Pergerakan lempeng tektonik
Karena bumi terdiri dari beberapa lempeng tektonik besar yang terus bergerak sangat lambat di atas lapisan mantel bumi yang panas dan padat. Ketika lempeng-lempeng ini bertabrakan, bergeser, atau menjauh satu sama lain, energi yang terkumpul di antara lempeng-lempeng ini dapat dilepaskan dalam bentuk gempa bumi. Contoh: Gempa di daerah “Ring of Fire” di sekitar Samudra Pasifik sering terjadi karena aktivitas lempeng tektonik.

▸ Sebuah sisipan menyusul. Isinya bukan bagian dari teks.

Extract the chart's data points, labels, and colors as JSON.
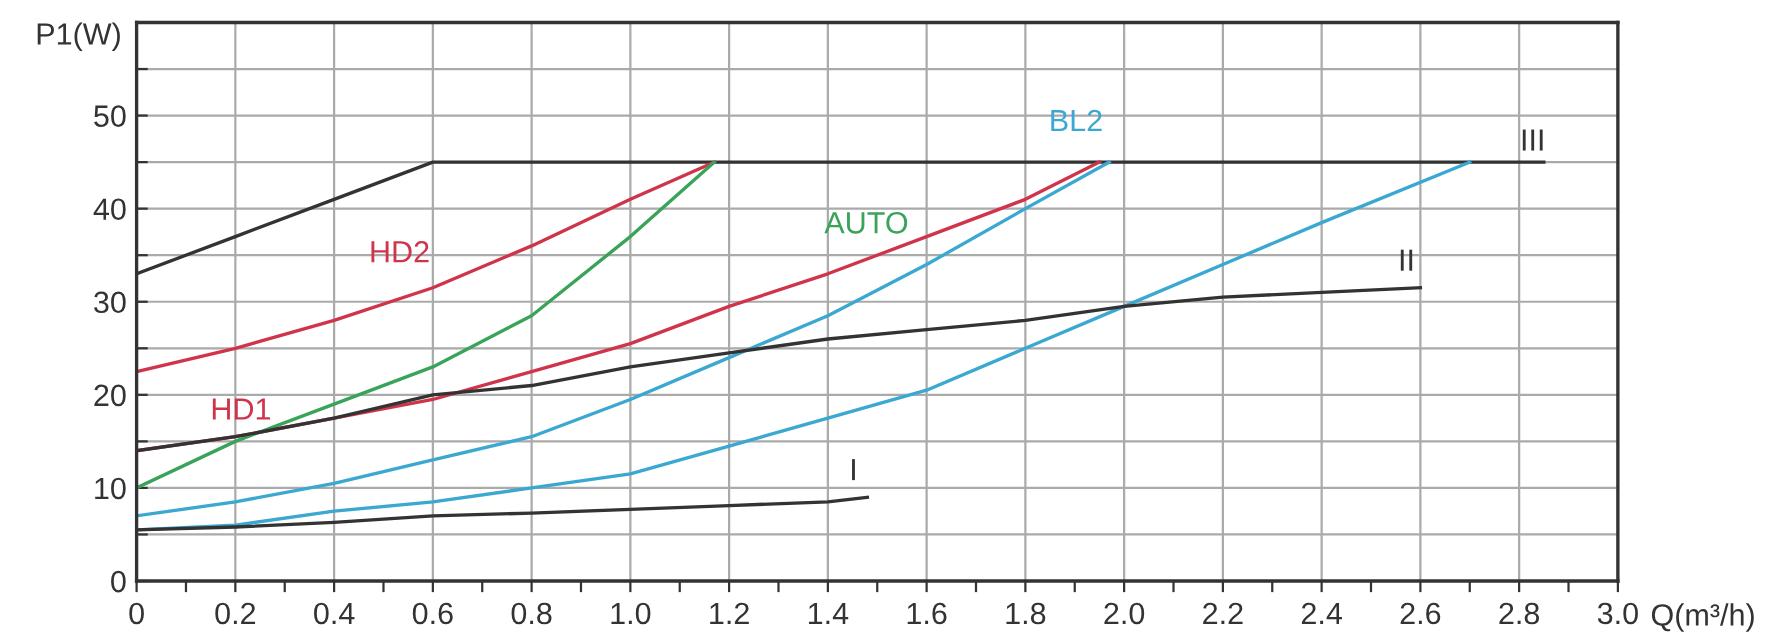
{
  "chart_data": {
    "type": "line",
    "xlabel": "Q(m³/h)",
    "ylabel": "P1(W)",
    "xlim": [
      0,
      3.0
    ],
    "ylim": [
      0,
      60
    ],
    "xticks": [
      0,
      {
        "value": 0.1,
        "label": null
      },
      0.2,
      {
        "value": 0.3,
        "label": null
      },
      0.4,
      {
        "value": 0.5,
        "label": null
      },
      0.6,
      {
        "value": 0.7,
        "label": null
      },
      0.8,
      {
        "value": 0.9,
        "label": null
      },
      {
        "value": 1.0,
        "label": "1.0"
      },
      {
        "value": 1.1,
        "label": null
      },
      1.2,
      {
        "value": 1.3,
        "label": null
      },
      1.4,
      {
        "value": 1.5,
        "label": null
      },
      1.6,
      {
        "value": 1.7,
        "label": null
      },
      1.8,
      {
        "value": 1.9,
        "label": null
      },
      {
        "value": 2.0,
        "label": "2.0"
      },
      {
        "value": 2.1,
        "label": null
      },
      2.2,
      {
        "value": 2.3,
        "label": null
      },
      2.4,
      {
        "value": 2.5,
        "label": null
      },
      2.6,
      {
        "value": 2.7,
        "label": null
      },
      2.8,
      {
        "value": 2.9,
        "label": null
      },
      {
        "value": 3.0,
        "label": "3.0"
      }
    ],
    "yticks": [
      0,
      {
        "value": 5,
        "label": null
      },
      10,
      {
        "value": 15,
        "label": null
      },
      20,
      {
        "value": 25,
        "label": null
      },
      30,
      {
        "value": 35,
        "label": null
      },
      40,
      {
        "value": 45,
        "label": null
      },
      50,
      {
        "value": 55,
        "label": null
      }
    ],
    "grid": true,
    "marker": "none",
    "line_style": "solid",
    "legend": false,
    "series": [
      {
        "name": "III",
        "color": "#333333",
        "x": [
          0,
          0.2,
          0.4,
          0.6,
          2.85
        ],
        "values": [
          33,
          37,
          41,
          45,
          45
        ]
      },
      {
        "name": "HD2",
        "color": "#d0344a",
        "x": [
          0,
          0.2,
          0.4,
          0.6,
          0.8,
          1.0,
          1.17
        ],
        "values": [
          22.5,
          25,
          28,
          31.5,
          36,
          41,
          45
        ]
      },
      {
        "name": "HD1",
        "color": "#d0344a",
        "x": [
          0,
          0.2,
          0.4,
          0.6,
          0.8,
          1.0,
          1.2,
          1.4,
          1.6,
          1.8,
          1.95
        ],
        "values": [
          14,
          15.5,
          17.5,
          19.5,
          22.5,
          25.5,
          29.5,
          33,
          37,
          41,
          45
        ]
      },
      {
        "name": "AUTO",
        "color": "#3aa35a",
        "x": [
          0,
          0.2,
          0.4,
          0.6,
          0.8,
          1.0,
          1.17
        ],
        "values": [
          10,
          15,
          19,
          23,
          28.5,
          37,
          45
        ]
      },
      {
        "name": "BL2",
        "color": "#3aa8d0",
        "x": [
          0,
          0.2,
          0.4,
          0.6,
          0.8,
          1.0,
          1.2,
          1.4,
          1.6,
          1.8,
          1.97
        ],
        "values": [
          7,
          8.5,
          10.5,
          13,
          15.5,
          19.5,
          24,
          28.5,
          34,
          40,
          45
        ]
      },
      {
        "color": "#3aa8d0",
        "x": [
          0,
          0.2,
          0.4,
          0.6,
          0.8,
          1.0,
          1.2,
          1.4,
          1.6,
          1.8,
          2.0,
          2.2,
          2.4,
          2.7
        ],
        "values": [
          5.5,
          6,
          7.5,
          8.5,
          10,
          11.5,
          14.5,
          17.5,
          20.5,
          25,
          29.5,
          34,
          38.5,
          45
        ]
      },
      {
        "name": "II",
        "color": "#333333",
        "x": [
          0,
          0.2,
          0.4,
          0.6,
          0.8,
          1.0,
          1.2,
          1.4,
          1.6,
          1.8,
          2.0,
          2.2,
          2.4,
          2.6
        ],
        "values": [
          14,
          15.5,
          17.5,
          20,
          21,
          23,
          24.5,
          26,
          27,
          28,
          29.5,
          30.5,
          31,
          31.5
        ]
      },
      {
        "name": "I",
        "color": "#333333",
        "x": [
          0,
          0.2,
          0.4,
          0.6,
          0.8,
          1.0,
          1.2,
          1.4,
          1.48
        ],
        "values": [
          5.5,
          5.8,
          6.3,
          7,
          7.3,
          7.7,
          8.1,
          8.5,
          9
        ]
      }
    ]
  }
}
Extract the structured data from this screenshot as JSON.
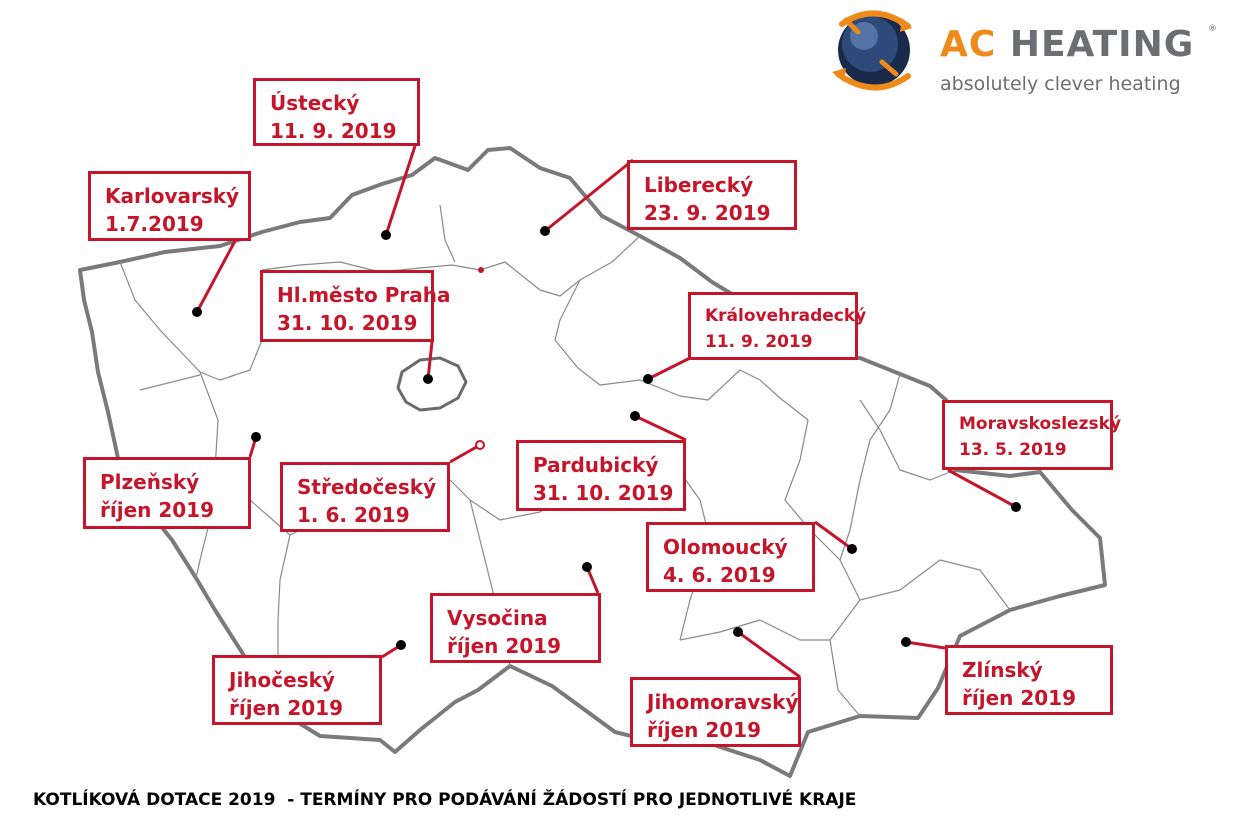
{
  "brand": {
    "name_part1": "AC",
    "name_part2": "HEATING",
    "registered": "®",
    "tagline": "absolutely clever heating"
  },
  "title": "KOTLÍKOVÁ DOTACE 2019  - TERMÍNY PRO PODÁVÁNÍ ŽÁDOSTÍ PRO JEDNOTLIVÉ KRAJE",
  "colors": {
    "accent": "#c5152a",
    "border": "#777777",
    "logo_orange": "#ee8a1a",
    "logo_gray": "#6d6e71"
  },
  "regions": [
    {
      "name": "Ústecký",
      "date": "11. 9. 2019"
    },
    {
      "name": "Karlovarský",
      "date": "1.7.2019"
    },
    {
      "name": "Liberecký",
      "date": "23. 9. 2019"
    },
    {
      "name": "Hl.město Praha",
      "date": "31. 10. 2019"
    },
    {
      "name": "Královehradecký",
      "date": "11. 9. 2019"
    },
    {
      "name": "Moravskoslezský",
      "date": "13. 5. 2019"
    },
    {
      "name": "Plzeňský",
      "date": "říjen 2019"
    },
    {
      "name": "Středočeský",
      "date": "1. 6. 2019"
    },
    {
      "name": "Pardubický",
      "date": "31. 10. 2019"
    },
    {
      "name": "Olomoucký",
      "date": "4. 6. 2019"
    },
    {
      "name": "Vysočina",
      "date": "říjen 2019"
    },
    {
      "name": "Jihočeský",
      "date": "říjen 2019"
    },
    {
      "name": "Jihomoravský",
      "date": "říjen 2019"
    },
    {
      "name": "Zlínský",
      "date": "říjen 2019"
    }
  ]
}
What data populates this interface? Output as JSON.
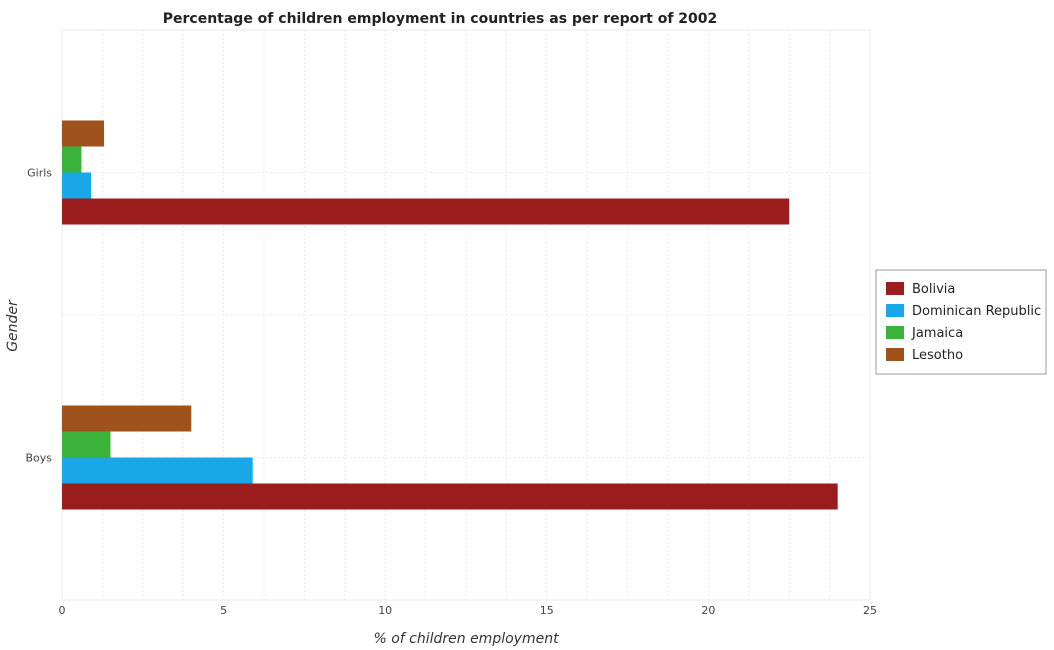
{
  "chart_data": {
    "type": "bar",
    "orientation": "horizontal",
    "title": "Percentage of children employment in countries as per report of 2002",
    "xlabel": "% of children employment",
    "ylabel": "Gender",
    "categories": [
      "Girls",
      "Boys"
    ],
    "xlim": [
      0,
      25
    ],
    "xticks": [
      0,
      5,
      10,
      15,
      20,
      25
    ],
    "grid": true,
    "legend_position": "right",
    "series": [
      {
        "name": "Bolivia",
        "color": "#9b1c1c",
        "values": [
          22.5,
          24.0
        ]
      },
      {
        "name": "Dominican Republic",
        "color": "#1aa7e8",
        "values": [
          0.9,
          5.9
        ]
      },
      {
        "name": "Jamaica",
        "color": "#3bb33b",
        "values": [
          0.6,
          1.5
        ]
      },
      {
        "name": "Lesotho",
        "color": "#a0521d",
        "values": [
          1.3,
          4.0
        ]
      }
    ]
  }
}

Aktivitas Vulkanik (Gunung Api)
Gunung api yang aktif dapat menyebabkan gempa bumi vulkanik. Ketika magma bergerak naik ke permukaan atau meletus, tekanan yang dihasilkan dari aktivitas ini bisa memicu gempa bumi. Biasanya, gempa ini lebih kecil dari gempa tektonik.
Patahan (Faults)
Gempa bumi sering terjadi di sepanjang patahan atau rekahan dalam kerak bumi. Patahan adalah zona di mana dua blok batuan dapat bergeser satu sama lain. Jika tekanan pada dua blok batuan melebihi batas gesekan di antara keduanya, energi akan dilepaskan dalam bentuk gempa bumi.

Akibat dari Gempa Bumi
Gempa bumi dapat menyebabkan kerusakan infrastruktur, tanah longsor, tsunami (jika pusat gempa berada di dasar laut), dan kerugian ekonomi serta korban jiwa. Sifat dan besarnya kerusakan sangat bergantung pada kekuatan gempa, kedalaman pusat gempa, serta seberapa dekat daerah berpenduduk dengan episentrum gempa.